KRAKER - Almanca'ya çeviri

Cracker
kraker
bisküvileri
bir cracker
Brezel
kraker
simit
pretzel
bir pretzel
Brezeln
kraker
simit
pretzel
bir pretzel
Kekse
kurabiye
bisküvi
kraker
mercimek
Kräcker
Bretzeln
kraker
Keks
kurabiye
bisküvi
kraker
mercimek
Crackern
kraker
bisküvileri
bir cracker
Crackers
kraker
bisküvileri
bir cracker
Salzbrezeln
ne Bretzel

Kraker Turkce kullanımına örnekler ve bunların Almanca çevirileri

{-}
  • Colloquial category close
  • Ecclesiastic category close
  • Ecclesiastic category close
  • Programming category close
  • Computer category close
Yiyecek( konserve gıda, kraker, vb), beslenme takviyesi içecek, su( 600 mL x 10,008 şişe).
Food(Konserven, Kekse, etc.), Ernährung-Ergänzung Getränk, Wasser(600 mL x 10,008 Flaschen).
Al sana kraker, cici Polly?
Willst du einen Keks, Papageichen?
Süt, kraker, martini zeytini.
Milch, brezel, martini oliven.
Helen sana kraker alacağını söyledi!
Helen hat gesagt, sie gibt dir Cracker.
Süt ve kraker falan yok.
Keine Milch und keine Kräcker.
North Dakotada bira ve kraker aynı anda servis edilemez.
In North Dakota dürfen nicht gleichzeitig Bier und Brezeln serviert werden.
Kızım şişmanlardı. Eğer sözler kraker olsaydı.
Wenn Versprechen Kekse wären, wäre meine Tochter fett.
Kaç kişi bir kraker yiyor da bunun gerçekten İsanın bedeninden olduğuna inanıyor?
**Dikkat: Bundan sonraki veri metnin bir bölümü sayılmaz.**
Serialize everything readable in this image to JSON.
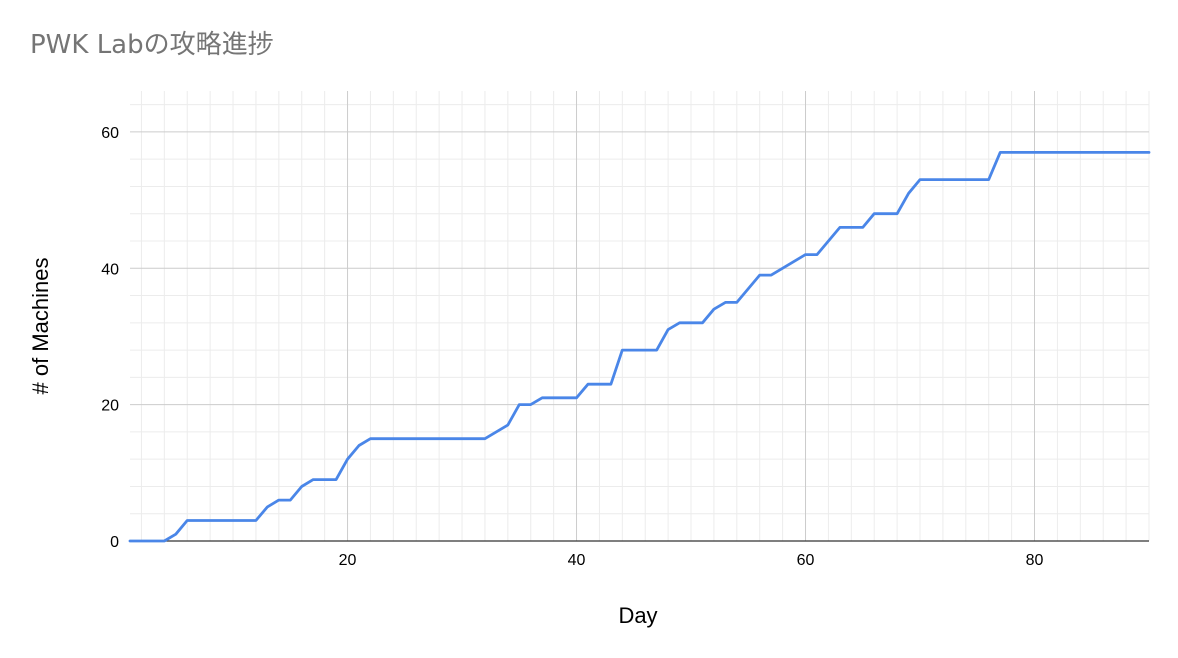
{
  "chart_data": {
    "type": "line",
    "title": "PWK Labの攻略進捗",
    "xlabel": "Day",
    "ylabel": "# of Machines",
    "xlim": [
      1,
      90
    ],
    "ylim": [
      0,
      66
    ],
    "x_ticks": [
      20,
      40,
      60,
      80
    ],
    "y_ticks": [
      0,
      20,
      40,
      60
    ],
    "grid": true,
    "legend": "none",
    "series": [
      {
        "color": "#4a86e8",
        "points": [
          [
            1,
            0
          ],
          [
            4,
            0
          ],
          [
            5,
            1
          ],
          [
            6,
            3
          ],
          [
            12,
            3
          ],
          [
            13,
            5
          ],
          [
            14,
            6
          ],
          [
            15,
            6
          ],
          [
            16,
            8
          ],
          [
            17,
            9
          ],
          [
            19,
            9
          ],
          [
            20,
            12
          ],
          [
            21,
            14
          ],
          [
            22,
            15
          ],
          [
            32,
            15
          ],
          [
            34,
            17
          ],
          [
            35,
            20
          ],
          [
            36,
            20
          ],
          [
            37,
            21
          ],
          [
            40,
            21
          ],
          [
            41,
            23
          ],
          [
            43,
            23
          ],
          [
            44,
            28
          ],
          [
            47,
            28
          ],
          [
            48,
            31
          ],
          [
            49,
            32
          ],
          [
            51,
            32
          ],
          [
            52,
            34
          ],
          [
            53,
            35
          ],
          [
            54,
            35
          ],
          [
            56,
            39
          ],
          [
            57,
            39
          ],
          [
            60,
            42
          ],
          [
            61,
            42
          ],
          [
            63,
            46
          ],
          [
            65,
            46
          ],
          [
            66,
            48
          ],
          [
            68,
            48
          ],
          [
            69,
            51
          ],
          [
            70,
            53
          ],
          [
            76,
            53
          ],
          [
            77,
            57
          ],
          [
            90,
            57
          ]
        ]
      }
    ]
  }
}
Wie viele fressen einen Keks und glauben, er sei der Leib Christi?
Ben de kraker istiyorum!
Ich will auch eine Brezel.
Üç değil, dört değil tam beş çeşit aslanlar gibi peynir yanına iyi giden kraker.
Nicht vier, sondern fünf verschiedenen Arten von kräftigen, Käse-Tragenden Crackern herum?
Karışık kraker yok.
Und kein aussortierten Crackers.
Bana kraker lazım.
Ich brauche Cracker.
Peynir, kraker ve ucunda atıştırmalık olan kürdanlar olsun.
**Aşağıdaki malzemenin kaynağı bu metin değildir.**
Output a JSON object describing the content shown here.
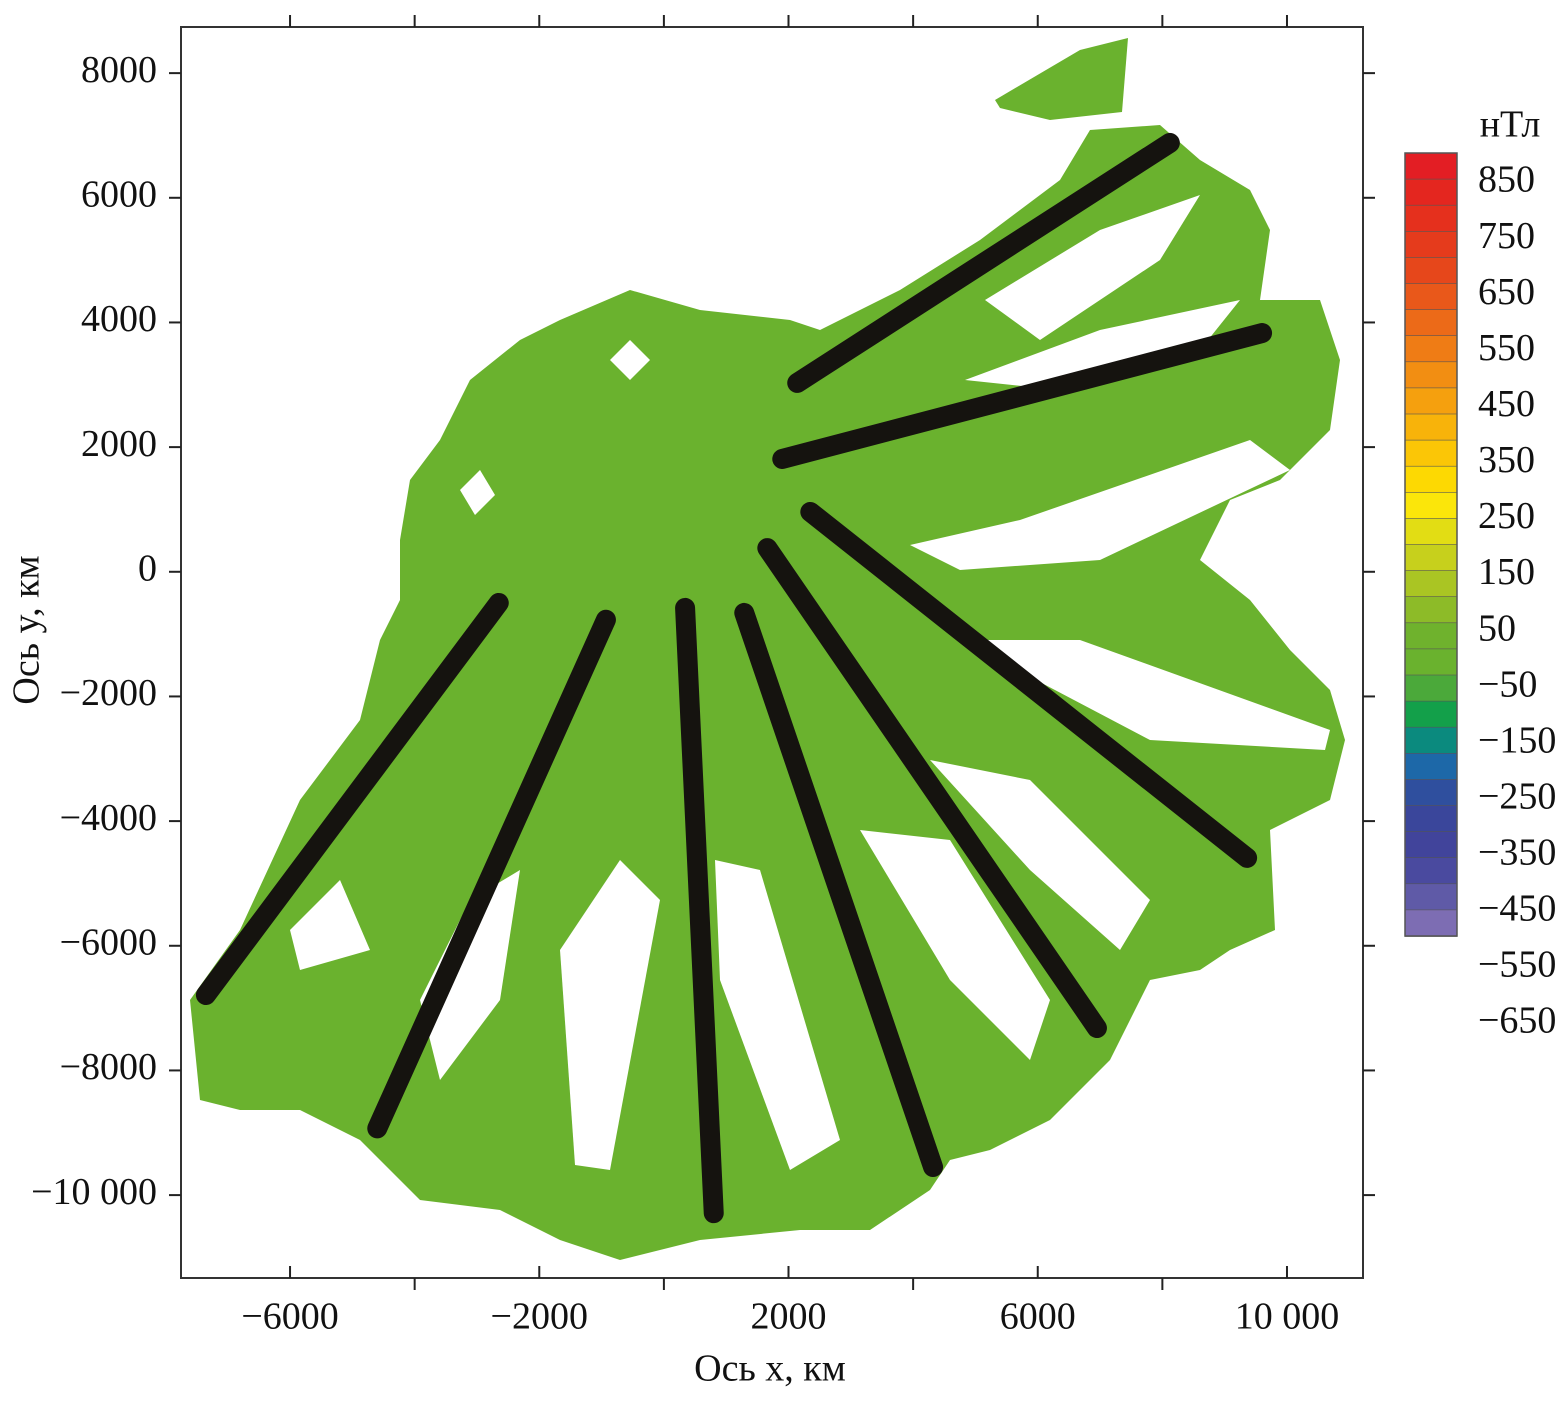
{
  "chart_data": {
    "type": "contour",
    "xlabel": "Ось x, км",
    "ylabel": "Ось y, км",
    "xlim": [
      -7750,
      11220
    ],
    "ylim": [
      -11330,
      8740
    ],
    "xticks": [
      {
        "value": -6000,
        "label": "−6000"
      },
      {
        "value": -2000,
        "label": "−2000"
      },
      2000,
      6000,
      {
        "value": 10000,
        "label": "10 000"
      }
    ],
    "xminor_ticks": [
      -4000,
      0,
      4000,
      8000
    ],
    "yticks": [
      8000,
      6000,
      4000,
      2000,
      0,
      {
        "value": -2000,
        "label": "−2000"
      },
      {
        "value": -4000,
        "label": "−4000"
      },
      {
        "value": -6000,
        "label": "−6000"
      },
      {
        "value": -8000,
        "label": "−8000"
      },
      {
        "value": -10000,
        "label": "−10 000"
      }
    ],
    "field_color": "#6ab22e",
    "series": [
      {
        "color": "#15130f",
        "x": [
          2140,
          8120
        ],
        "y": [
          3030,
          6880
        ]
      },
      {
        "color": "#15130f",
        "x": [
          1900,
          9600
        ],
        "y": [
          1810,
          3830
        ]
      },
      {
        "color": "#15130f",
        "x": [
          2350,
          9360
        ],
        "y": [
          960,
          -4590
        ]
      },
      {
        "color": "#15130f",
        "x": [
          1660,
          6950
        ],
        "y": [
          380,
          -7320
        ]
      },
      {
        "color": "#15130f",
        "x": [
          1290,
          4320
        ],
        "y": [
          -660,
          -9550
        ]
      },
      {
        "color": "#15130f",
        "x": [
          340,
          800
        ],
        "y": [
          -580,
          -10290
        ]
      },
      {
        "color": "#15130f",
        "x": [
          -930,
          -4600
        ],
        "y": [
          -770,
          -8930
        ]
      },
      {
        "color": "#15130f",
        "x": [
          -2650,
          -7350
        ],
        "y": [
          -500,
          -6790
        ]
      }
    ],
    "colorbar": {
      "title": "нТл",
      "ticks": [
        850,
        750,
        650,
        550,
        450,
        350,
        250,
        150,
        50,
        {
          "value": -50,
          "label": "−50"
        },
        {
          "value": -150,
          "label": "−150"
        },
        {
          "value": -250,
          "label": "−250"
        },
        {
          "value": -350,
          "label": "−350"
        },
        {
          "value": -450,
          "label": "−450"
        },
        {
          "value": -550,
          "label": "−550"
        },
        {
          "value": -650,
          "label": "−650"
        }
      ],
      "colors": [
        "#e31e24",
        "#e4261f",
        "#e5301d",
        "#e53b1c",
        "#e6471b",
        "#e9581a",
        "#ec6a18",
        "#ef7c15",
        "#f28e12",
        "#f5a00e",
        "#f8b30a",
        "#fbc606",
        "#fdd902",
        "#fbe60a",
        "#e2dd14",
        "#c7d01c",
        "#aac523",
        "#8dbb28",
        "#6fb22d",
        "#6ab22e",
        "#4ba93a",
        "#13a04a",
        "#0b8a7e",
        "#1d68a8",
        "#2f4f9e",
        "#3a469b",
        "#41449b",
        "#4a4a9f",
        "#5f5aa7",
        "#7d6db3"
      ]
    }
  }
}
Dazu Käse, Kräcker und Zahnstocher mit Plastikfähnchen.
North Dakotada bira ve kraker aynı anda servis edilemez.
In North Dakota nicht gleichzeitg Bier und Brezeln serviert werden dürfen.
Söz veriyorum parayı alır almaz… Sözler kraker olsaydı, kızım şişmanlardı.
Wenn Versprechen Kekse wären, wäre meine Tochter fett.- Ich verspreche, sobald ich den.
Tavşancık kraker ister mi?
Will mein Häschen einen Keks?
Kraker getirmemi ister misin?
Ja, ich soll dir eine Brezel mitbringen?
Çok leziz. ve viski versek ya. Her seyirciye Ritz Kraker.
Wie wär's mit Ritz Crackern und Whisky für alle im Publikum? Lecker.
Kraker olabilir veya kanepe dolgusu.
Cracker oder Kissenfüllung.
Çorbanızın yanına kraker ister misiniz?
Möchten Sie einen Kräcker mit Ihrer Suppe?